Release Notes

MindSpore Transformers 1.9.0 Release Notes

The following is the changelog for MindSpore Transformers 1.9.0 compared with 1.8.0, including key new features and bug fixes.

Training: Supports forward inference during training; when pipeline parallelism is enabled for training jobs, parameter loading information for the corresponding rank can be printed.
Model support: Added inference and pre-training for TeleChat3-36B; added pre-training for TeleChat3-105B.
Performance monitoring: Extended the Profile performance monitoring module with timing tracking for the cluster’s first startup phase.
Checkpoint solution: Checkpoint 2.0 is adapted for fast recovery from failures; optimizes Hugging Face weight loading performance^[1].
PyNative Capability (Experimental): Supports launching the training process via Trainer; supports the construction of Qwen3 dense models.

Newly supported models:

Model	Variants
TeleChat3	TeleChat3-36B (pre-training, inference), TeleChat3-105B-A4.7B (pre-training)
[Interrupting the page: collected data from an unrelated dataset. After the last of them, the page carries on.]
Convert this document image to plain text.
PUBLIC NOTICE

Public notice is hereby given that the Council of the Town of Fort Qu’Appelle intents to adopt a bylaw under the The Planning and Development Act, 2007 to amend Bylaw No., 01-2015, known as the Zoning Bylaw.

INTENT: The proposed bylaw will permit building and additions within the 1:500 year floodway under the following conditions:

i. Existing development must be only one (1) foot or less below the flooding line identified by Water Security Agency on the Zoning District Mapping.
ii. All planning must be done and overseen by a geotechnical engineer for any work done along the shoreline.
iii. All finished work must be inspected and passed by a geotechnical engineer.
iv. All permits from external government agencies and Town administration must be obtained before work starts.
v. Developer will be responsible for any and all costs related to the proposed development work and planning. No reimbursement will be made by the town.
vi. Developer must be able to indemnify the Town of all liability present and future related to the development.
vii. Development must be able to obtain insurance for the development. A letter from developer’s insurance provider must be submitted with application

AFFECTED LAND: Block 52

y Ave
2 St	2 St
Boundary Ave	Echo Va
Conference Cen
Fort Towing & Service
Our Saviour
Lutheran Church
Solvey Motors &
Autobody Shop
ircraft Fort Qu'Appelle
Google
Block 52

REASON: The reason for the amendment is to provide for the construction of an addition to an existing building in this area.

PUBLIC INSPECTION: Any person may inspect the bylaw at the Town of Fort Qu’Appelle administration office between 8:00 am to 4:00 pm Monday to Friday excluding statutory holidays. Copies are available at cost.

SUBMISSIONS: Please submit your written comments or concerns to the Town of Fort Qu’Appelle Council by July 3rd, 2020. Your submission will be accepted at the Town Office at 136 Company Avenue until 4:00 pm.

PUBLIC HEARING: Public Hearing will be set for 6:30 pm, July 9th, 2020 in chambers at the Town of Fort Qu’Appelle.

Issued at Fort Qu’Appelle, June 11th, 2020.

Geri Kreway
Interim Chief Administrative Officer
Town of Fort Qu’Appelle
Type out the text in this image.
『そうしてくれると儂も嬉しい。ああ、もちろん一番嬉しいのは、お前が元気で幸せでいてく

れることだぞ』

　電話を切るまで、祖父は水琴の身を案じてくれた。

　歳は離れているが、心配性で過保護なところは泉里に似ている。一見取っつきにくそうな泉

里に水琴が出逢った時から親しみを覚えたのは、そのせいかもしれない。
During this release cycle we fixed issues across models, features, usability, documentation, and more. Key fixes include:

!8006: Fixed incorrect TFLOPs printing for MoE models.
!7874: Fixed pad_token_id not taking effect in MCore networks.
!7818: Fixed hostname retrieval failures in some environments.
!7793 !7713: Fixed Hugging Face dataset-related issues.
!7630: Fixed safetensors weight conversion and loading when changing parallel strategies.
!7620: Fixed accuracy issues caused by communication for VocabEmbedding under certain configurations.

This release includes changes to some historically deprecated models, code, and materials. Details:

Change	Description
None	No change notes for this version

Thanks to everyone who contributed during this release cycle:

Contributions in any form are welcome!

Experimental tests show that loading time for a hundred-billion-parameter model on a hundred-NPU cluster has been reduced by 80%.